Sometimes you find guinea pigs who are willing to try anything. For me this is the couple of AG and RH. These two poor souls are typically in my crosshairs whenever I visit my parents across three states. Once I complete the arduous journey to reach this part of town, all my friends in Delhi seem like they are across the Radcliffe line. I know they're just a metro ride away, but somehow I cannot bring myself to make any plans.
Which brings us back to my guinea pigs, er, friends in Noida. So the poor souls have been subjected to watching a magic show by OP Sharma, no less. Now most of that show was fun, but parts of it were quite cringeworthy, to the point of being sleazy. Fortunately RH has a sense of humour else that show may have ended up costing me an old friendship with AG. After the show I had promised myself that I would not impose these foolhardy schemes on them anymore.
But alas, once I cross the Radcliffe line, I am rather short of friends. And these schemes come to my small brain. And as you may have noticed I don't have too much self control.
So I got them to go out again today to the golf driving range nearby. I think the range was not too bad an experience as we spent a fair amount of time there and then followed it up with a movie (Deadpool).
And now we came out of the mall we were faced by a flash mob dancing along to some popular songs. This was to promote a Indian Cultural program that is coming up in March. Very interesting. Around twenty odd people dancing for the joy of it. Not dancing well or with great coordination, but with an absolutely brilliant smile plastered on everyone's face. It was great, it was infectious, and it was just so wonderful to see.
Now I don't know if I'll visit the cultural thing ( it's across the Radcliffe line), but this is a great way of promotion, so much fun.
Saturday, February 13, 2016
Flashing the mob, or something like that
Sunday, February 7, 2016
Confidence in the dress shop
I don't usually write about marriage/relationship and how it impacts the way individuals behave.
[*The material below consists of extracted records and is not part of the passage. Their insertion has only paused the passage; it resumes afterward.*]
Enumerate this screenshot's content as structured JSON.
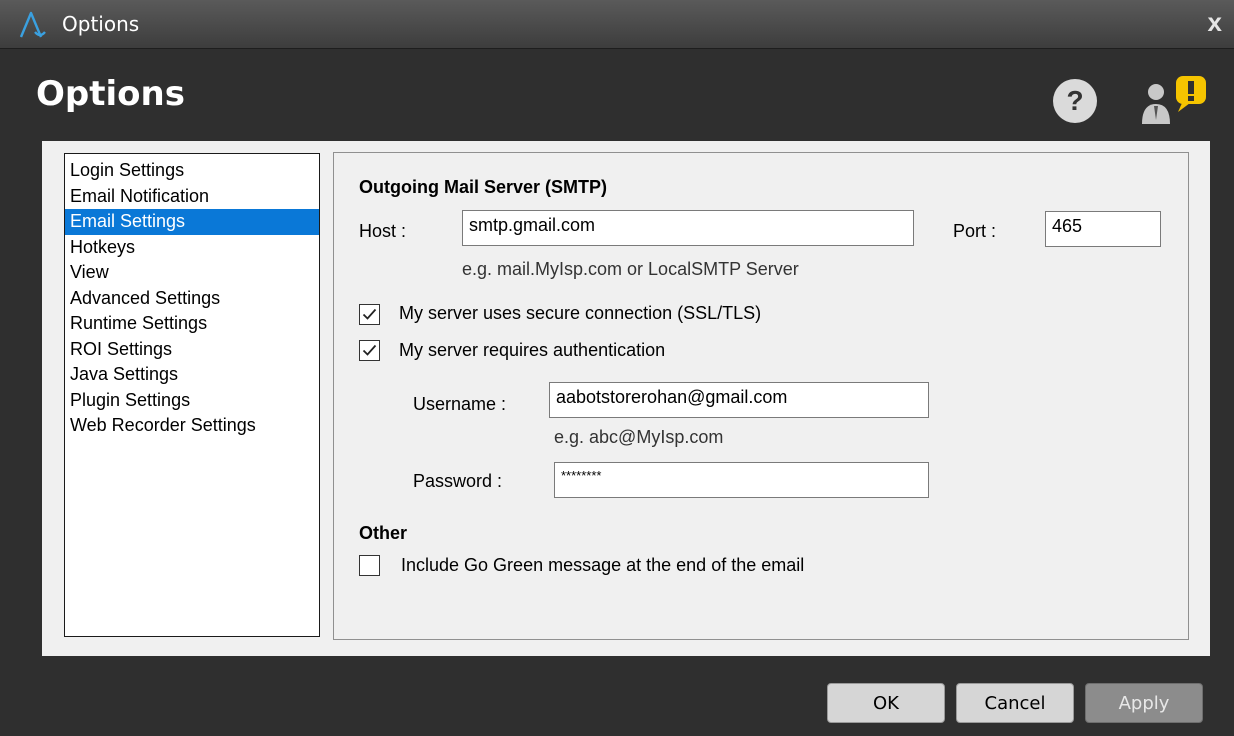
{
  "window": {
    "title": "Options",
    "close_glyph": "x"
  },
  "header": {
    "title": "Options",
    "help_glyph": "?",
    "help_icon": "help-icon",
    "alert_icon": "user-alert-icon"
  },
  "sidebar": {
    "selected_index": 2,
    "items": [
      {
        "label": "Login Settings"
      },
      {
        "label": "Email Notification"
      },
      {
        "label": "Email Settings"
      },
      {
        "label": "Hotkeys"
      },
      {
        "label": "View"
      },
      {
        "label": "Advanced Settings"
      },
      {
        "label": "Runtime Settings"
      },
      {
        "label": "ROI Settings"
      },
      {
        "label": "Java Settings"
      },
      {
        "label": "Plugin Settings"
      },
      {
        "label": "Web Recorder Settings"
      }
    ]
  },
  "smtp": {
    "section_title": "Outgoing Mail Server (SMTP)",
    "host_label": "Host :",
    "host_value": "smtp.gmail.com",
    "host_hint": "e.g. mail.MyIsp.com or LocalSMTP Server",
    "port_label": "Port :",
    "port_value": "465",
    "ssl_label": "My server uses secure connection (SSL/TLS)",
    "ssl_checked": true,
    "auth_label": "My server requires authentication",
    "auth_checked": true,
    "username_label": "Username :",
    "username_value": "aabotstorerohan@gmail.com",
    "username_hint": "e.g. abc@MyIsp.com",
    "password_label": "Password :",
    "password_value": "********"
  },
  "other": {
    "section_title": "Other",
    "go_green_label": "Include Go Green message at the end of the email",
    "go_green_checked": false
  },
  "buttons": {
    "ok": "OK",
    "cancel": "Cancel",
    "apply": "Apply"
  },
  "colors": {
    "selection": "#0a78d7",
    "alert_yellow": "#f5c400",
    "title_bar": "#4a4a4a",
    "logo_blue": "#3aa0e0"
  }
}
There are more than enough research papers, news paper stories, magazine articles, self -help books, and most importantly, Whatsapp jokes around this. But I really need to relate this. Also, I'm sitting at an airport with a long waiting period for my flights boarding to be announced, and I've just discovered a blogger app that lets me post from my mobile phone, so you're stuck with reading this.
One of the ways that you can clearly discern the duration of the marriage/relationship is by seeing the guys behaviour when out clothes shopping. For the girl.
For the first six months there is a swoon. The guy doesn't care if he needs to carry her handbag, doling out "you look wonderfuls" as the girl changes through hundreds of dresses in the cramped trial rooms. For the next one year or so there is the beginning of an awareness that this is not his natural habitat. Hanging on to her handbags (or are they called totes now? Or are they called something else now? Frankly, I can't keep up). This is the period where you can see men cringing when their partner nonchalantly thrust their handbags at them and rush into the trial rooms. Various devices are, well, devised by the guys to prevent the ignominious position of roaming around with a pink handbag on their shoulders as various hues of women excitedly go through the racks of clothes. This is also the period when men try to avoid the eyes of other men in similar predicaments. A whole anthropological study can be conducted around the behaviour patterns of men in women's dress shops in this time period of their relationship. But more on that, and the associated funding request, later.
The next year is when men slowly get attuned to their place in the universe. There are more wry smiles than scowls when they receive the yellow oh-so-cute handbag from their ladies. This is also the period when they exchange commiserating nods with other men wearing other oh-so-cute bags. An anthropologist would probably call this period the "acceptance phase".
And then you come to my stage. I have christened it the "confident consultant" phase. I cannot describe it as this phase is more a state of mind than a set of characteristics. What I can do though, is to give you an example of why I started thinking on these lines. Imagine a rakishly handsome man enters a dress shop (this is not a multi-brand shop with both men an women's clothing. This is just women's clothing), looks around and identifies an empty chair, makes a beeline for it and before any woman could even look at it. He then settles in for the long haul - takes out a book and starts reading. The trial room is 10 yards from his vantage point and he looks up occasionally as his wife emerges once in a while for his comments about the dresses being tried. He bellows out his comments with nary a care in the world. To put it in perspective, the same person, a year ago, would have diffidently murmured his very politically correct comments while shuffling his feet, mortified if any of the other women in the store heard them. But now, not just "oh it looks wonderful" type comments, but harsh comments about the hideousness of the dress, the antecedents of the designer of the dress and what alternative career would suit him/her better are strewn around nonchalantly at the top of his voice.
When you reach that zen state where you feel at home in a women's store, that's when you know you're approaching year four!
I'll keep you updated on what happens next year.